Buscaba aparcamiento y un hombre vestido con un mono amarillo le indicó desde lejos, con una mano, que se desviara hacia un parking cuya entrada le había pasado desapercibida a pesar de estar situada en su rutinario trayecto diario. Tuvo que girar bruscamente para acceder a la boca que se le ofrecía y observó que ninguna barrera impedía el paso.
El coche comenzó a descender suavemente al tiempo que el acceso se iba estrechando y oscureciendo. Con la luz de los faros sólo se distinguían las paredes de un largo túnel que continuaba su trayectoria sin trazas de que concluyera en un lugar abierto donde se suponían ubicadas las plazas de aparcamiento.
Intentó frenar pero el declive empezaba a ser importante y cada vez le resultaba más difícil de controlar el vehículo. La pendiente se hizo insoportable, obligándole a ir prácticamente con el pie en el freno hasta que un fuerte olor a quemado indicaba que el coche bajaba ya a su aire, conducido sólo por la gravedad. Pretendió abrir la portezuela para saltar pero ésta golpeaba con la pared que estrangulaba el espacio.

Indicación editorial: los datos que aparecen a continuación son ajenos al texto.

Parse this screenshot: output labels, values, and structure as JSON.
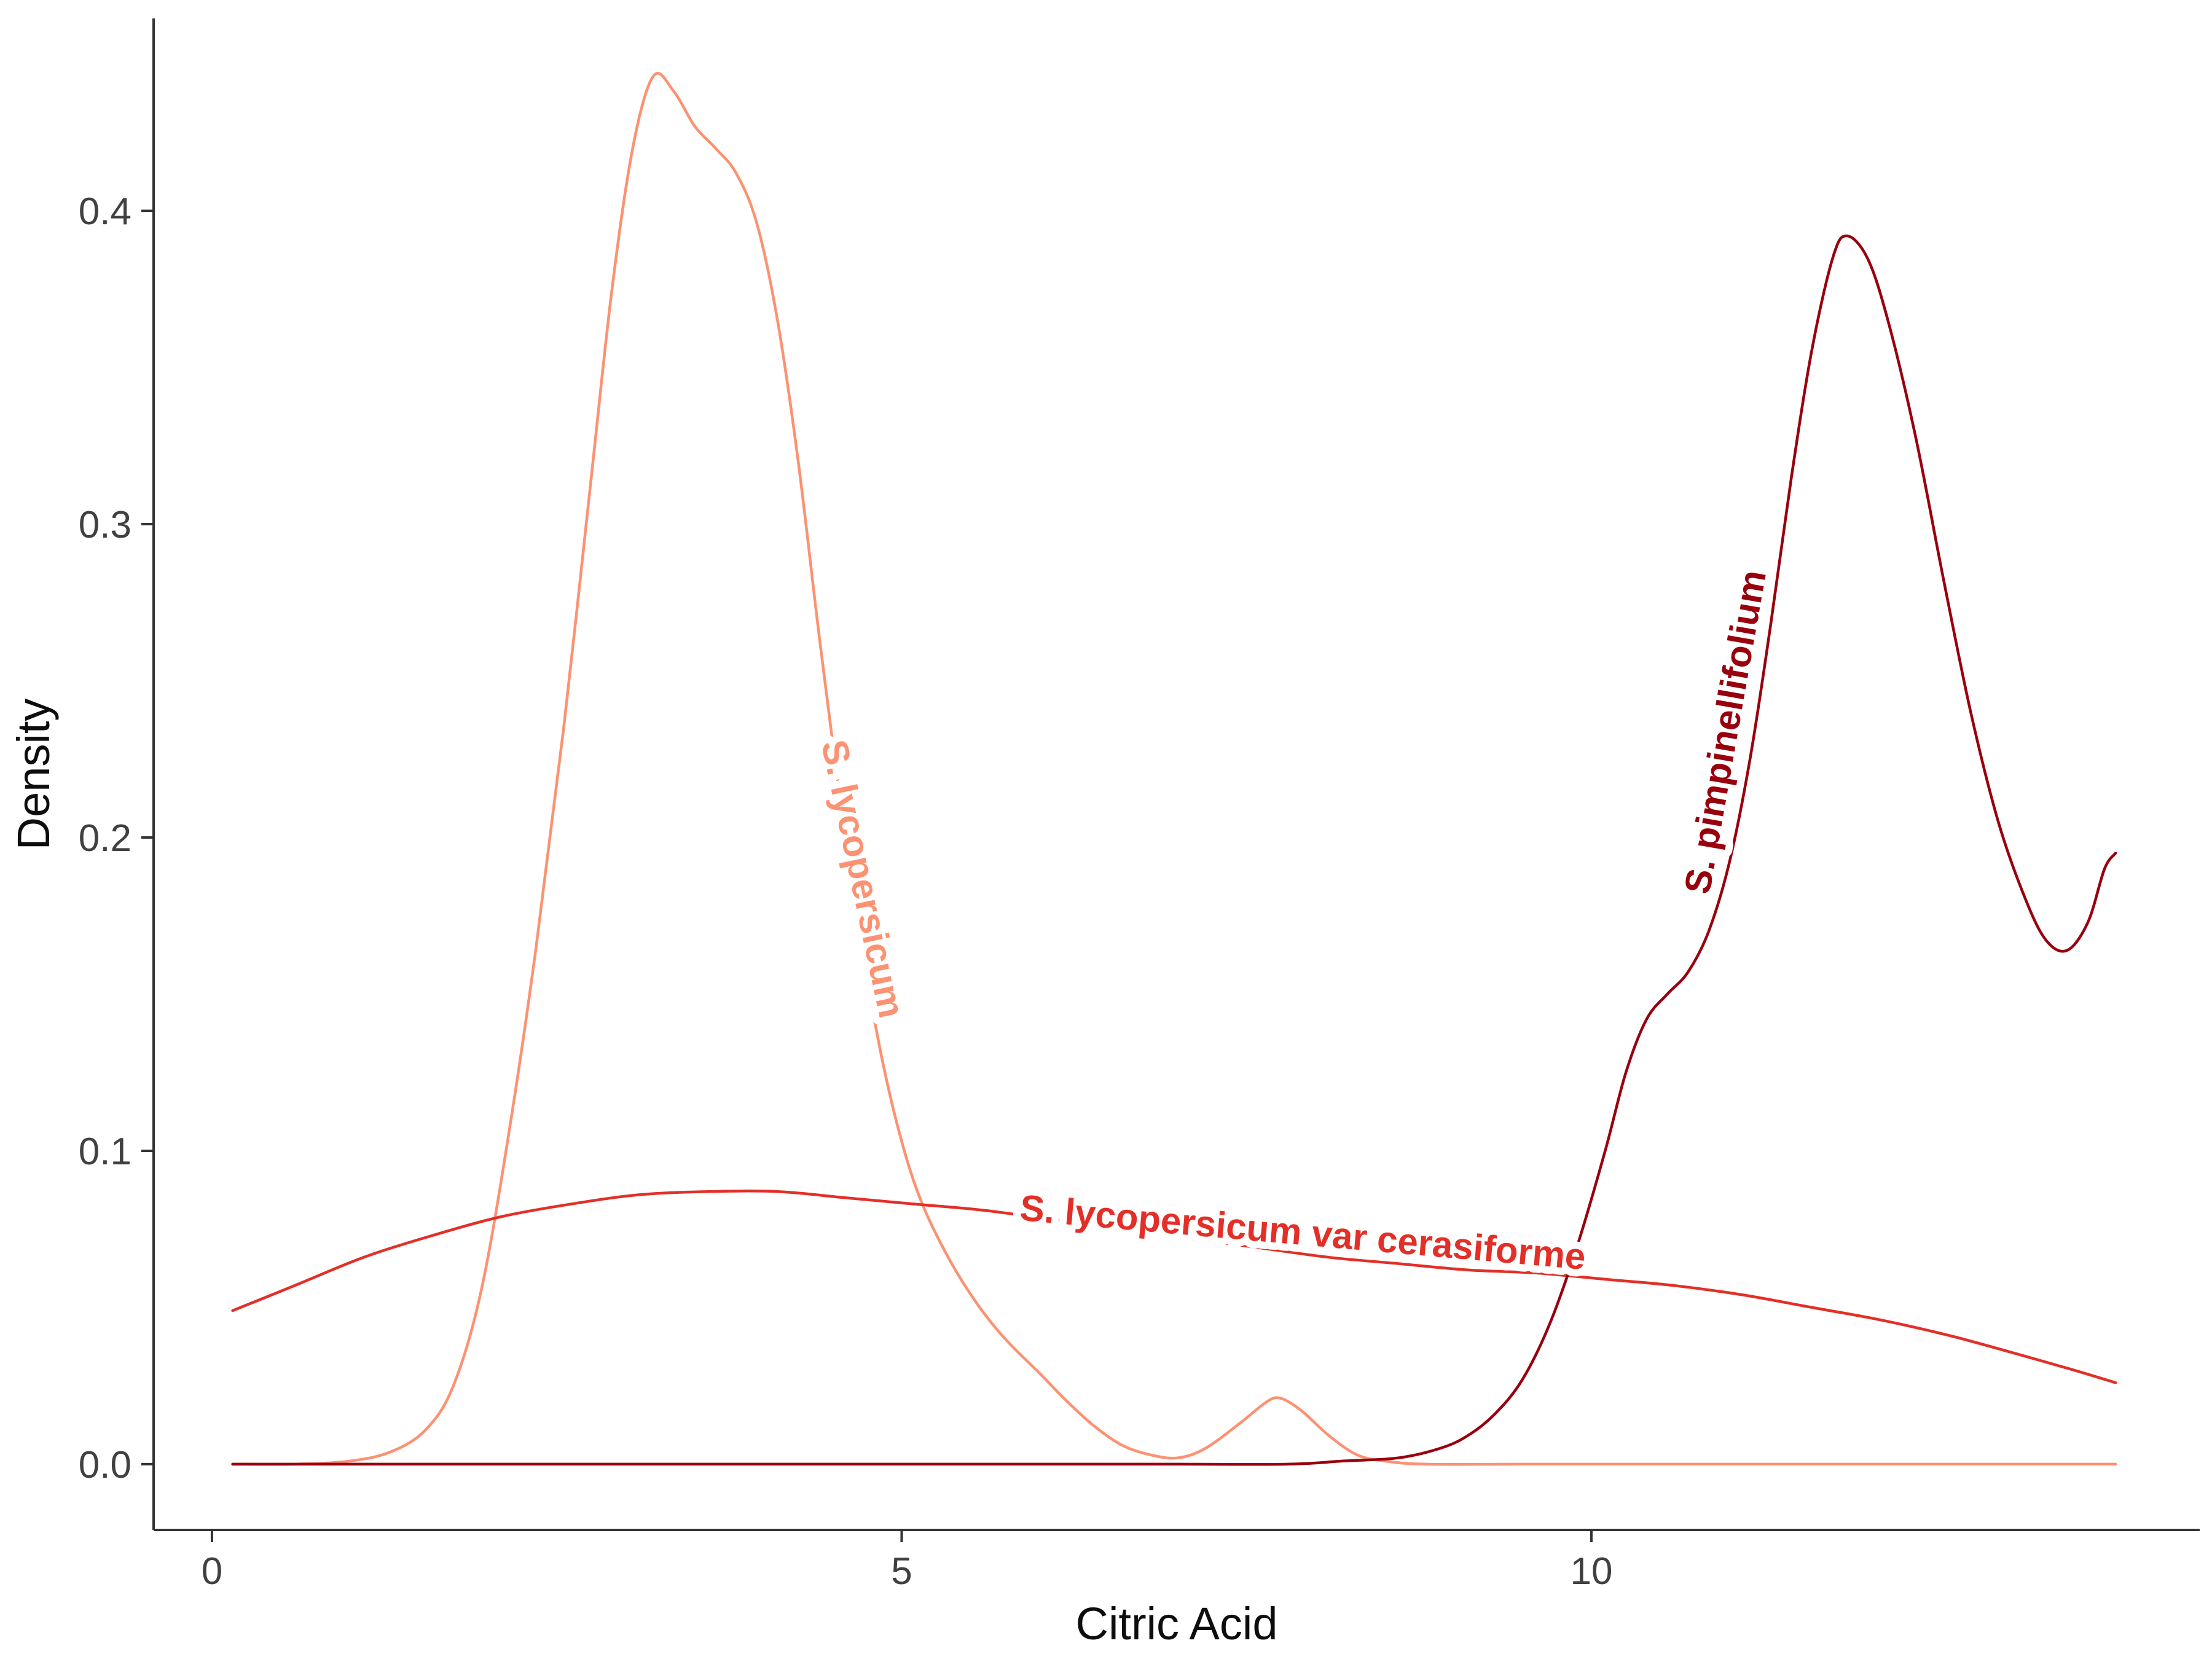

Por fin, vislumbró a lo lejos (o mejor, en lo profundo) lo que se asemejaba a una pared, algo luminosa, hacia donde, si nada lo remediaba, se estrellaría sin remisión.
Su grito coincidió con el impacto del coche sobre una masa blancuzca y casi transparente, de consistencia gelatinosa y pegajosa, que fue envolviendo la carrocería hasta hacerla desaparecer, dando lugar a unas burbujas que estallaban en su interior.